At present it is being blown apart by the nationally minded controls that have won through everywhere, at least for the time being. Current corona regulations once more really bring home how dependent we are and how fragile our conditions are. We have practice in dealing with restrictions: maybe some visas and titres de séjour couldn’t be acquired on time, forcing us to substitute disappointed performers. Except that affected just one or two, not everyone at the same time.

Being unable to travel for the foreseeable future will crash our lives between the continents, the very heart of our work and, by now, also of our artistic and personal identities.

A highly unpleasant vision that shatters the edifice supporting not only the individual artists, but also their immediate and their extended families, their personal relationships and financial security.

For us, returning to a local existence is a nightmare; we want to continue our transnational work so as to counter a Eurocentric world and notion of culture with our many-voiced alternative. Not only on a theoretical level, but also in each moment we spend together. We are an ensemble, an ensemble without a fixed venue. No one is responsible for us, no city, no institution. We can only be together when we are allowed to travel, and we can only travel when we have work and the borders are open.

In times of corona, formalities and conformity gain the upper hand. Married couples, salaried employees, taxpayers, registered residents who are insured members of the Künstlersozialkasse, the artists’ security fund in Germany, can be counted and will, at best, also receive support. For many of them, things nonetheless remain difficult. But what about those who drop through the net, those with double and triple identities without clearly legible status, those who fit into no category?

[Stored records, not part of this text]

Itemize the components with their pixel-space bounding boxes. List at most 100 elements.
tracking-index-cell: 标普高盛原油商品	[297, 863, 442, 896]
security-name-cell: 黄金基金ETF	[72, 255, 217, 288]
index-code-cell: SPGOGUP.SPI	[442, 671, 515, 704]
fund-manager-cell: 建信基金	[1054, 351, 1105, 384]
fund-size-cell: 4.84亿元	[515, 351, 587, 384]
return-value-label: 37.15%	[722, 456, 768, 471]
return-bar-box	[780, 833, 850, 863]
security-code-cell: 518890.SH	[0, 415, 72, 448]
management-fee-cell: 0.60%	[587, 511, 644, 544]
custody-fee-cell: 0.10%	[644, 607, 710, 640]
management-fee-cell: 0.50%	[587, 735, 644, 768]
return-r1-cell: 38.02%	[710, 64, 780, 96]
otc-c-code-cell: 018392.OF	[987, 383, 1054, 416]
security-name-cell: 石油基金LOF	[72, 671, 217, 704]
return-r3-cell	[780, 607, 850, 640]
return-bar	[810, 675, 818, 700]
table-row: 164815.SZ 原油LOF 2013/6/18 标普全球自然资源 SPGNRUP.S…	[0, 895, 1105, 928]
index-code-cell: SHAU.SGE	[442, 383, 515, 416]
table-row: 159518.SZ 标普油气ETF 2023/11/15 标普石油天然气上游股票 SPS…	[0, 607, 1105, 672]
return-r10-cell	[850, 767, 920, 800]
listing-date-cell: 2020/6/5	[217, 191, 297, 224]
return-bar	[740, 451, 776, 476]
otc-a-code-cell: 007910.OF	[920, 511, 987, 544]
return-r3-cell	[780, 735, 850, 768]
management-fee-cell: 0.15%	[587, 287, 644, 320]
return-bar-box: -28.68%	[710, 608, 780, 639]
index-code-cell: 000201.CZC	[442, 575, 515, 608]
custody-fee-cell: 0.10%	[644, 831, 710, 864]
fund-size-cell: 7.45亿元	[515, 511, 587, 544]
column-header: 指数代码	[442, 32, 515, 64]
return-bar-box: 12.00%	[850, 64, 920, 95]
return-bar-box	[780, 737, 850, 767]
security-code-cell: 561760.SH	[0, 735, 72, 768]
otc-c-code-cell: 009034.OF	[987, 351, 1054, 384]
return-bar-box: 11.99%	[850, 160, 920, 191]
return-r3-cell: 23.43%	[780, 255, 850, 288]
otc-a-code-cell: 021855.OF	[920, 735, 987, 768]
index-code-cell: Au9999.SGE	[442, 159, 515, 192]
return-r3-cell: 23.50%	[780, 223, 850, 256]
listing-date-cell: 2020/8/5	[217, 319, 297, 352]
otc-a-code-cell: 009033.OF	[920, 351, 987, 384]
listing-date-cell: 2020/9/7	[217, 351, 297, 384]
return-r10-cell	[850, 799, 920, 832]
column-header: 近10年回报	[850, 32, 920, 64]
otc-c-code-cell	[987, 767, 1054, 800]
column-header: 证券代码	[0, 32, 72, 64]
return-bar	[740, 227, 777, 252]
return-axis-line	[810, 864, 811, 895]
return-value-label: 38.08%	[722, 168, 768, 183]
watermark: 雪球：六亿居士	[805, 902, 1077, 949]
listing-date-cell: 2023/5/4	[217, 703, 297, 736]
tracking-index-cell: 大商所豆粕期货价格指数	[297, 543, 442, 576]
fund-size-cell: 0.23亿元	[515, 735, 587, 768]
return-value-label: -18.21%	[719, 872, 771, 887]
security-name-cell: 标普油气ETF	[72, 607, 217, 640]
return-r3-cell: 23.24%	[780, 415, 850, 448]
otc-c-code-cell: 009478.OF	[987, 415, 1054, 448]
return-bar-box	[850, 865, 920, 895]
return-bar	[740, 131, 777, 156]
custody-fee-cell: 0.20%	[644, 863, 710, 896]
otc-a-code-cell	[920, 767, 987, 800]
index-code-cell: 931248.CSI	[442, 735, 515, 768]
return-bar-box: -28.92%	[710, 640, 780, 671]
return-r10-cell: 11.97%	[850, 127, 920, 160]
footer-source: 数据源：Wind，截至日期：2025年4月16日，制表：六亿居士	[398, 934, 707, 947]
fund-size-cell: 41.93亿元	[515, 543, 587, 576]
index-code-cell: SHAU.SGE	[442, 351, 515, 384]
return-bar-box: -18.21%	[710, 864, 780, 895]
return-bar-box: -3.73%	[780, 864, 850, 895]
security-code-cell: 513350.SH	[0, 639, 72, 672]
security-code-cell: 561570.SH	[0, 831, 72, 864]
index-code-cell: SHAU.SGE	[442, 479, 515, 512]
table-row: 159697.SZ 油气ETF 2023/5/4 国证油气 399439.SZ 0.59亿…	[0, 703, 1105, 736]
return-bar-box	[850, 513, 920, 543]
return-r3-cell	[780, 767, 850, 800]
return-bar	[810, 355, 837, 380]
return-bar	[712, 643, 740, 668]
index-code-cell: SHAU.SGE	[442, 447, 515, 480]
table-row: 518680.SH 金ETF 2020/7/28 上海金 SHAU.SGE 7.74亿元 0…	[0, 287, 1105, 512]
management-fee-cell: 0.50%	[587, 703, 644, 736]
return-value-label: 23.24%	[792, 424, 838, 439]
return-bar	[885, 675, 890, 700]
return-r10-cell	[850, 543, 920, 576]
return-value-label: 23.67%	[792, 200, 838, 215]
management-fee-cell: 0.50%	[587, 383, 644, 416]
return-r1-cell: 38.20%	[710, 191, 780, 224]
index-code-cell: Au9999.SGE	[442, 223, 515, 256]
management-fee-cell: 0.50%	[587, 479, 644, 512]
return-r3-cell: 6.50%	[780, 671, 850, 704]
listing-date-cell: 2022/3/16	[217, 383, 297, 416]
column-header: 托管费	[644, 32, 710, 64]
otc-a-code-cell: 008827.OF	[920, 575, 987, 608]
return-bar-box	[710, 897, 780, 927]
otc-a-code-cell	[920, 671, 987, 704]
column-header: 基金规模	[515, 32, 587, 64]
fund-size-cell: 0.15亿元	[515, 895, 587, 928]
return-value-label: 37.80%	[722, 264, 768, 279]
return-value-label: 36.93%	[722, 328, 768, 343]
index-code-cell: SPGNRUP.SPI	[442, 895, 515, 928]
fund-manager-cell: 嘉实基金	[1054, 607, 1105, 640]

How can you prohibit young La Fleur members like Alaingo, Ordinateur or Annick from travelling for climate reasons? Travels they weren’t even able to make until recently, travel that connects them to their work and their families? Travel that European closed-door policies have repeatedly impeded? Transnationality and climate concern should not be played off against each other; instead, we need to find new ways of balancing them. To protect the climate we would be glad to travel less: This would be possible if the various theatres coordinated their schedules among each other. This would be possible if we were given grants and accommodation so we could stay for longer in certain places and not have to constantly rush back and forth.